Australian film producer and exhibitor

William Gibson (1866–1929) was a British-born Australian film producer, film exhibitor and businessperson, known for his collaboration with Millard Johnson. Gibson was a founding member of Amalgamated Pictures and co-produced The Story of the Kelly Gang (1906), believed to be the first narrative feature film.

== Early life ==
William Alfred Gibson was born on 31 August 1866 in Deptford, Kent (present-day, London) to William Gibson and Matilda Gibson (née Day). Gibson was baptised on 14 October 1866 at St Paul's, Deptford.

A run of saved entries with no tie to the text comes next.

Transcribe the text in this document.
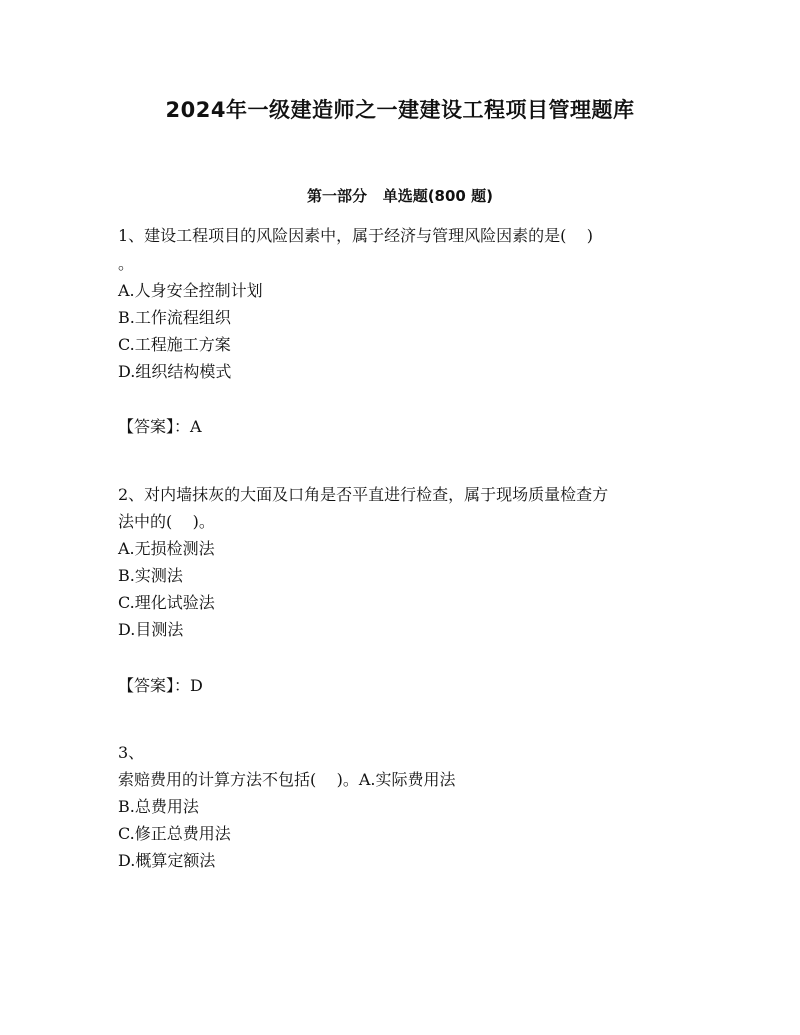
2024年一级建造师之一建建设工程项目管理题库
第一部分   单选题(800 题)
1、建设工程项目的风险因素中，属于经济与管理风险因素的是(    )
。
A.人身安全控制计划
B.工作流程组织
C.工程施工方案
D.组织结构模式
【答案】：A
2、对内墙抹灰的大面及口角是否平直进行检查，属于现场质量检查方
法中的(    )。
A.无损检测法
B.实测法
C.理化试验法
D.目测法
【答案】：D
3、
索赔费用的计算方法不包括(    )。A.实际费用法
B.总费用法
C.修正总费用法
D.概算定额法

Gibson was educated at Ilford College in Essex, and emigrated to Melbourne as a teenager.

== Career ==

In Melbourne, Gibson initially worked for William Johnson & Son as a chemist. Gibson's foray into the film industry began through his work with William Johnson's son, Millard Johnson. Together, they expanded their interests from chemical supply to film exhibition, quickly establishing themselves as key players in the burgeoning film industry in Australia. Their success in exhibition naturally led them to explore other areas of the industry, including film processing and photography.

=== The Story of the Kelly Gang ===
One of Gibson's most notable achievements was his involvement in the production of The Story of the Kelly Gang (1906), which is widely regarded as the world's first feature-length film. The film was a groundbreaking project that depicted the life of the infamous Australian outlaw Ned Kelly and his gang. Gibson and Millard Johnson played a crucial role in the production of this historic film, collaborating with the Tait brothers to bring the project to fruition. The success of The Story of the Kelly Gang marked a significant milestone in cinematic history and laid the foundation for future feature films.

=== Amalgamated Pictures and the Formation of Australasian Films ===
Following the success of The Story of the Kelly Gang, Gibson and Johnson, along with the Tait brothers, formed Amalgamated Pictures. This company was one of the earliest film production and distribution companies in Australia, playing a pivotal role in the development of the Australian film industry.

As the film industry grew, Amalgamated Pictures merged with several other companies to form Australasian Films and Union Theatres. This merger created the famous "Combine," a powerful entity that dominated the distribution and exhibition landscape in Australia during the 1920s. The Combine was instrumental in shaping the Australian film industry, ensuring that locally produced films reached a wide audience.

=== Australasian Films ===
Gibson served as the managing director of Australasian Films and Union Theatres, overseeing the company's operations during a period of significant growth and consolidation within the industry. Under his leadership, the Combine maintained a stronghold over Australian film distribution and exhibition, making it a central figure in the nation's cultural life.

== Legacy ==

William Gibson's contributions to the film industry, particularly in Australia, have left a lasting legacy. His pioneering work in film production and distribution helped establish the foundations of the Australian cinema, and his role in the creation of The Story of the Kelly Gang continues to be celebrated as a landmark achievement in the history of film.

On 19 October 1920, Gibson was awarded the Order of the British Empire for patriotic services.

== Personal life ==
In 1899, Gibson married Annabella Gibson (née Kirk). The couple had two children.

On 6 October 1929 Gibson died aged 63 in Melbourne. Gibson is buried at Brighton General Cemetery.